You need to know or be able to work out that the expectation of a sum is the sum of the expectations, that the sum of variances of independent random variables is the sum of the variances, and that the variance (or second central moment) is the second moment minus the square of the first moment.
We can consider each $X_i$ to be distributed as $\sum_{j=0}^k Y_{i,j}$ where each $Y_{i,j}$ is an independent Bernoulli random variable taking the value $1$ with probability $p$ and $0$ with probability $1-p$, and $E[Y_{i,j}]=p$. Similarly $E[Y_{i,j}^2]=p$ and $E[\left(Y_{i,j}-E[Y_{i,j}]\right)^2]=E[Y_{i,j}^2]-E[Y_{i,j}]^2 =p - p^2 = p(1-p)$.

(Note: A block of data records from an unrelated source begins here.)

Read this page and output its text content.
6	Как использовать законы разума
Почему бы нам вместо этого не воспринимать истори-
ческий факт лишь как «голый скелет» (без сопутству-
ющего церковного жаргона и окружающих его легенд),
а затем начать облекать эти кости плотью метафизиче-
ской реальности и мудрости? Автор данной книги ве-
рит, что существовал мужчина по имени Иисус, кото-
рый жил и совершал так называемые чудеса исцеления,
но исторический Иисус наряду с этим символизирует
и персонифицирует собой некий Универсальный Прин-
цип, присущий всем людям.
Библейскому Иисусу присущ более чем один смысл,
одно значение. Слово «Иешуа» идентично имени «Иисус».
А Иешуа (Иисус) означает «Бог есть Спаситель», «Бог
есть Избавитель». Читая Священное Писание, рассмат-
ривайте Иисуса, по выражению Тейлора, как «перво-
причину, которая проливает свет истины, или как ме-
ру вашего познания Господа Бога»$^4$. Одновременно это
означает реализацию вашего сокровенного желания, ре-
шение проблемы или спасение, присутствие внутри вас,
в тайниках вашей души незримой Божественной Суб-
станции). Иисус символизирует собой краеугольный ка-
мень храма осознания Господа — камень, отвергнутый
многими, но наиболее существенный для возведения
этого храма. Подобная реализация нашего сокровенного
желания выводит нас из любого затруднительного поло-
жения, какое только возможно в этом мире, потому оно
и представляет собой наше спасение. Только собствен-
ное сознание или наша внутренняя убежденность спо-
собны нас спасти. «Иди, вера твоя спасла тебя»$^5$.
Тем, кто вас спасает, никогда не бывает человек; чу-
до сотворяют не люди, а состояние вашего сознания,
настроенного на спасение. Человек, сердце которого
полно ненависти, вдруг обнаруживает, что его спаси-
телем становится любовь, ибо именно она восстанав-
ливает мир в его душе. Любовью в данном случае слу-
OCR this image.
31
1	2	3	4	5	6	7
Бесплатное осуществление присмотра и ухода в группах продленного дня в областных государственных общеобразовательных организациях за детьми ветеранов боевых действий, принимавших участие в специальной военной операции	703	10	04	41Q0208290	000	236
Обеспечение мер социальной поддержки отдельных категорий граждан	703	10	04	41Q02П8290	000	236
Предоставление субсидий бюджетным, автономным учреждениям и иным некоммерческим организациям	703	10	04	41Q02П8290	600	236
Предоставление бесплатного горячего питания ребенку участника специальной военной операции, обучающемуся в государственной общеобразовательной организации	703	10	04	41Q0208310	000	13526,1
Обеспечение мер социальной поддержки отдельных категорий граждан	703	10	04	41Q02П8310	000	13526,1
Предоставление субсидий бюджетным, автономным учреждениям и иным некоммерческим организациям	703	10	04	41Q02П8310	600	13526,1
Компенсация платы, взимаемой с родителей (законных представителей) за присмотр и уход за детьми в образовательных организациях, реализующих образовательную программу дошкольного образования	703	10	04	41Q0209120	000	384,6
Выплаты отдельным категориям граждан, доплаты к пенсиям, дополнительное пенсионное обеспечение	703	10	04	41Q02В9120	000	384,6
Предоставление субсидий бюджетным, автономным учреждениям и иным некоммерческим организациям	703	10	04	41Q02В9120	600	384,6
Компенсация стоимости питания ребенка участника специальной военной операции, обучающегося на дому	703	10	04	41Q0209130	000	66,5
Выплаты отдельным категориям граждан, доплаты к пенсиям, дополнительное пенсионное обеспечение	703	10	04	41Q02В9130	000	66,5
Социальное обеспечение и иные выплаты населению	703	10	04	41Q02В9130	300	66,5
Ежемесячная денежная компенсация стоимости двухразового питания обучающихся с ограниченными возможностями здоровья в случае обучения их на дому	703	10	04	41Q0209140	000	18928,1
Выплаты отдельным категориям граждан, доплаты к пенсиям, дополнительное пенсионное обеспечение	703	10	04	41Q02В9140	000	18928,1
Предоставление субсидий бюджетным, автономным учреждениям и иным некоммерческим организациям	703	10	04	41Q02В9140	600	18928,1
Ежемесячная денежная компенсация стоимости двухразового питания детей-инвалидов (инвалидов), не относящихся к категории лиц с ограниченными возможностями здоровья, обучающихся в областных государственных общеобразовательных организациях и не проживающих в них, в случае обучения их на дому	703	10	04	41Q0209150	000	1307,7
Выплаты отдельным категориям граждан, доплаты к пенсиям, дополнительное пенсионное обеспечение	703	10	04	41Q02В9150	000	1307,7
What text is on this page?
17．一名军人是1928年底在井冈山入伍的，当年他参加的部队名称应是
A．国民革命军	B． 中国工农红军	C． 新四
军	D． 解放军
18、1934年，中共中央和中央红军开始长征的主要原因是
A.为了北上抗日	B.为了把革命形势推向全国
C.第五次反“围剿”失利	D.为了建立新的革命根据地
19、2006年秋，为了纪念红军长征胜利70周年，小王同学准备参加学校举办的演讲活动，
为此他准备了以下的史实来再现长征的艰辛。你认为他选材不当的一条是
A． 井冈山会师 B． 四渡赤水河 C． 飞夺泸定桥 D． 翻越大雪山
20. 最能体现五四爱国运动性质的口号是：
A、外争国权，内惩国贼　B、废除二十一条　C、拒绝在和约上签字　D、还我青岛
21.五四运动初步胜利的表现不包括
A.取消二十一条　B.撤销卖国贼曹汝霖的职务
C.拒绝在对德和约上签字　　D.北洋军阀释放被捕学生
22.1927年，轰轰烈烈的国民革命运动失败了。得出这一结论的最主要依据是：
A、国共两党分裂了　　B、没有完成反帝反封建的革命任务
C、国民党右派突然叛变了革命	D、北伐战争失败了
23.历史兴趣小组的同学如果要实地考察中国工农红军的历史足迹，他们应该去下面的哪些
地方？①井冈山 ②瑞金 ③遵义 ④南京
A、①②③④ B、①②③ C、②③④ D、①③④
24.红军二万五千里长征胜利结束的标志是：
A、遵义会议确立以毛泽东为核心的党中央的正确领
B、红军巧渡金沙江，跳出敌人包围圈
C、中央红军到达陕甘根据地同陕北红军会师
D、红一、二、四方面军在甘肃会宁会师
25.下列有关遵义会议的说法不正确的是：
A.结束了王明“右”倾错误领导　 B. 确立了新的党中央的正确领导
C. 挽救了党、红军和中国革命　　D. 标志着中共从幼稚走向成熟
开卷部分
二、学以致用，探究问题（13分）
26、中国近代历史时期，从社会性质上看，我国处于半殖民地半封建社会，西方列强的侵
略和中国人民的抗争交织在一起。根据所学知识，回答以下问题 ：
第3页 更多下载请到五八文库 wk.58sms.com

So $E[X_{i}]=\sum_{j=0}^k E[Y_{i,j}]=kp$ and $E[\left(X_{i}-E[X_{i}]\right)^2]=\sum_{j=0}^k E[\left(Y_{i,j}-E[Y_{i,j}]\right)^2]=kp(1-p).$ But $E[X_{i}^2]=E[\left(X_{i}-E[X_{i}]\right)^2] + E[X_{i}]^2 = kp(1-p) + k^2 p^2$, which is really the result you want.
If you need it spelt out $E\left[ \frac{1}{n} \sum_{i=1}^n X_i^2 \right] = \frac{1}{n} E\left[ \sum_{i=1}^n \left(kp(1-p) + k^2 p^2\right) \right] = kp(1-p) + k^2 p^2$.